I’ve long been inspired by the power of community, and people who give enough of a damn to make a difference. Minamisoma is full of these souls, from Mayor Katsunobu Sakurai, who has declared a “non-nuclear” vision of the future for the city, to the headmaster of the school I’m about to step into, to the man who founded Hustle Minamisoma – a fabulous-looking community incubator that I’m yet to properly explore.
Hell, even the guy who delivers the post and the old woman who spends hours every day in the garden opposite my new apartment are fighters. They’re all working to regroup, rebuild, and make Minamisoma what it was.
Six years on, people are starting to come back to this area and that’s one of the most exciting things about my placement at Odaka. Until now, the school has been operating out of a pre-fab building. Functional, but not very pretty.
However, a beautiful new building has been constructed to replace the one that was destroyed in the tsunami; so my first day at school will also be the teachers’ first day, as well as the students’.
I feel so incredibly honoured to be joining at such a significant milestone in Odaka and Minamisoma’s healing journey. It’s my intention while I’m here to volunteer and get stuck in as much as I can, wherever I can, and as far as my basic Japanese will let me.
Of course, before I left, people were naturally curious about the R-word: radiation. I fielded a lot of questions and jokes about sprouting extra arms or glowing green. The truth is far less exciting.

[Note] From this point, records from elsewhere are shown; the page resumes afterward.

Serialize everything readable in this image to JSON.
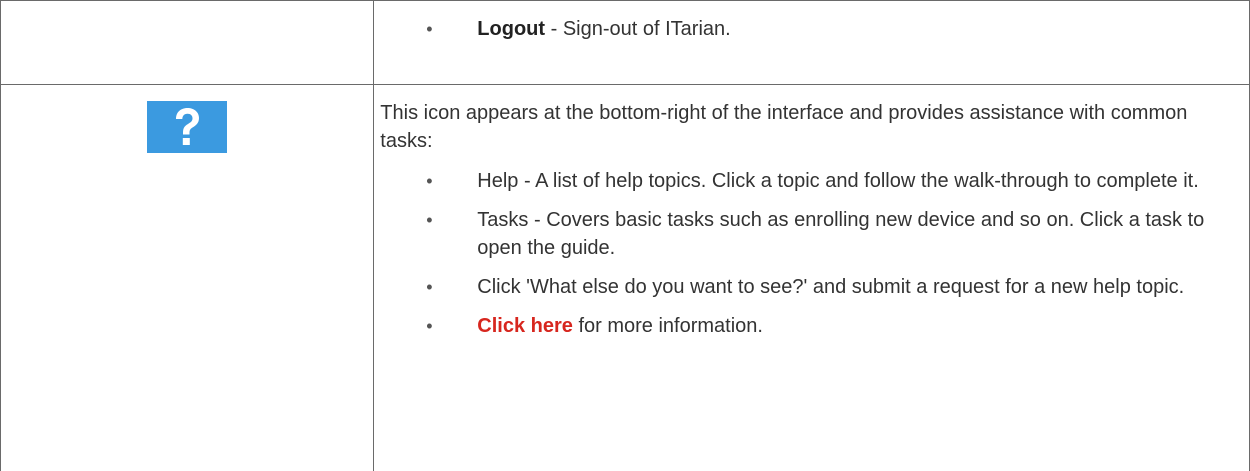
{
  "logout_row": {
    "term": "Logout",
    "text": " - Sign-out of ITarian."
  },
  "help_row": {
    "icon": "question-mark-icon",
    "icon_color": "#3b9ae0",
    "intro": "This icon appears at the bottom-right of the interface and provides assistance with common tasks:",
    "items": [
      "Help - A list of help topics. Click a topic and follow the walk-through to complete it.",
      "Tasks - Covers basic tasks such as enrolling new device and so on. Click a task to open the guide.",
      "Click 'What else do you want to see?' and submit a request for a new help topic."
    ],
    "more_link": "Click here",
    "more_text": " for more information.",
    "link_color": "#d7261e"
  },
  "bullet_glyph": "•"
}
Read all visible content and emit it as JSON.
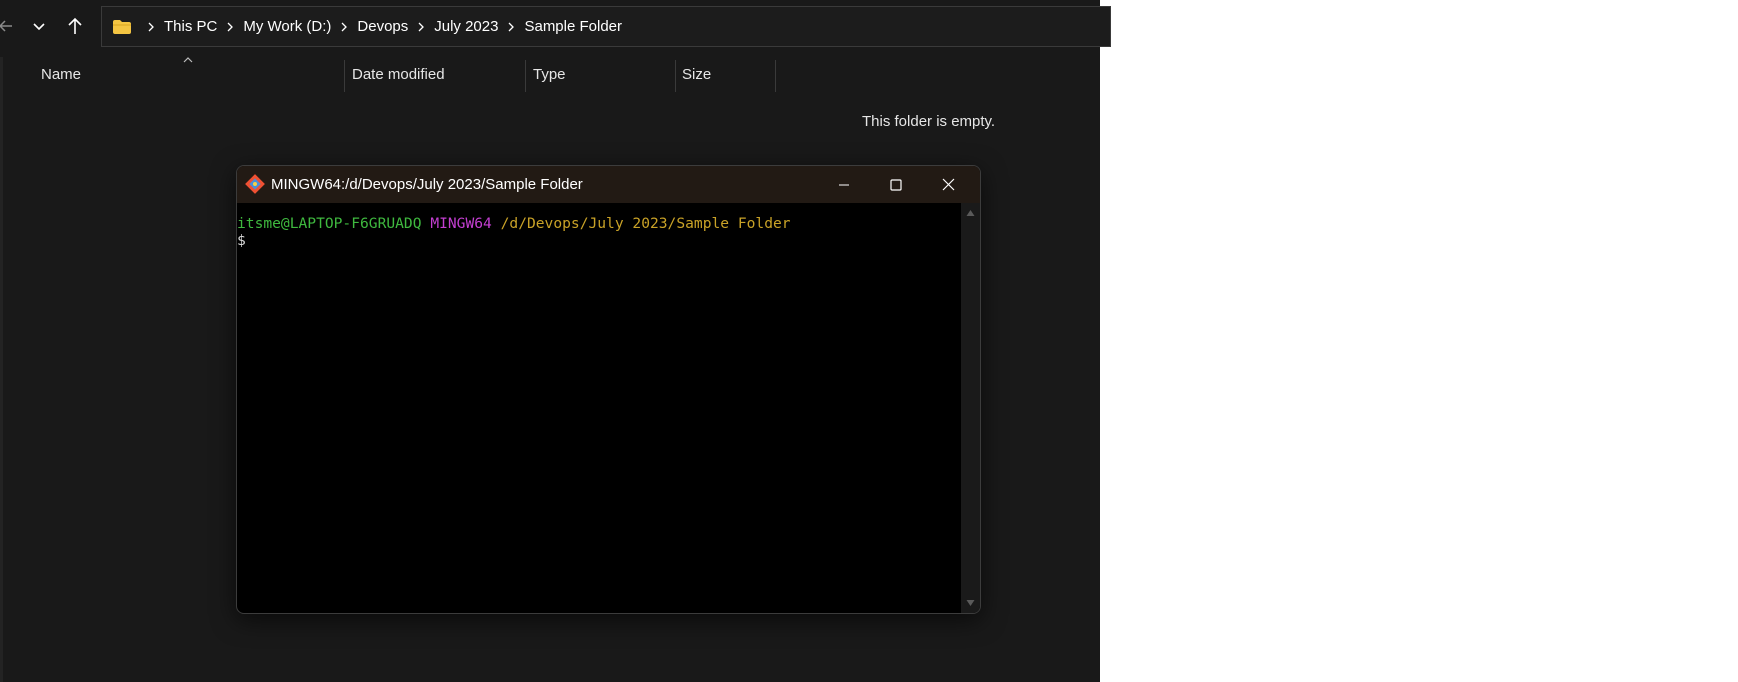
{
  "explorer": {
    "address": {
      "crumbs": [
        "This PC",
        "My Work (D:)",
        "Devops",
        "July 2023",
        "Sample Folder"
      ]
    },
    "columns": {
      "name": "Name",
      "date_modified": "Date modified",
      "type": "Type",
      "size": "Size"
    },
    "empty_message": "This folder is empty.",
    "icons": {
      "back": "back-arrow-icon",
      "history": "chevron-down-icon",
      "up": "up-arrow-icon",
      "folder": "folder-icon"
    },
    "colors": {
      "background": "#191919",
      "folder": "#f4c542"
    }
  },
  "terminal": {
    "title": "MINGW64:/d/Devops/July 2023/Sample Folder",
    "prompt": {
      "user_host": "itsme@LAPTOP-F6GRUADQ",
      "env": "MINGW64",
      "path": "/d/Devops/July 2023/Sample Folder",
      "symbol": "$"
    },
    "colors": {
      "user_host": "#3fb93f",
      "env": "#c33fd1",
      "path": "#c9a227",
      "symbol": "#d9d9d9",
      "background": "#000000",
      "titlebar": "#221a14"
    }
  }
}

The background radiation for Minamisoma is only slightly above normal background levels (which in Japan tend to be low anyway), even though it’s only 25km north of the Fukushima Daichii plant.
In fact, one year living in Minamisoma is equivalent to getting a pelvic xray. Now don’t get me wrong, there are still places not too far away where it’s probably unwise to linger, but Minamisoma itself is perfectly safe.
I’m barely two weeks into my Japanese adventure and there’s so much more to do and explore. But for now, if you’ll excuse me, I have my first day at school to prepare for.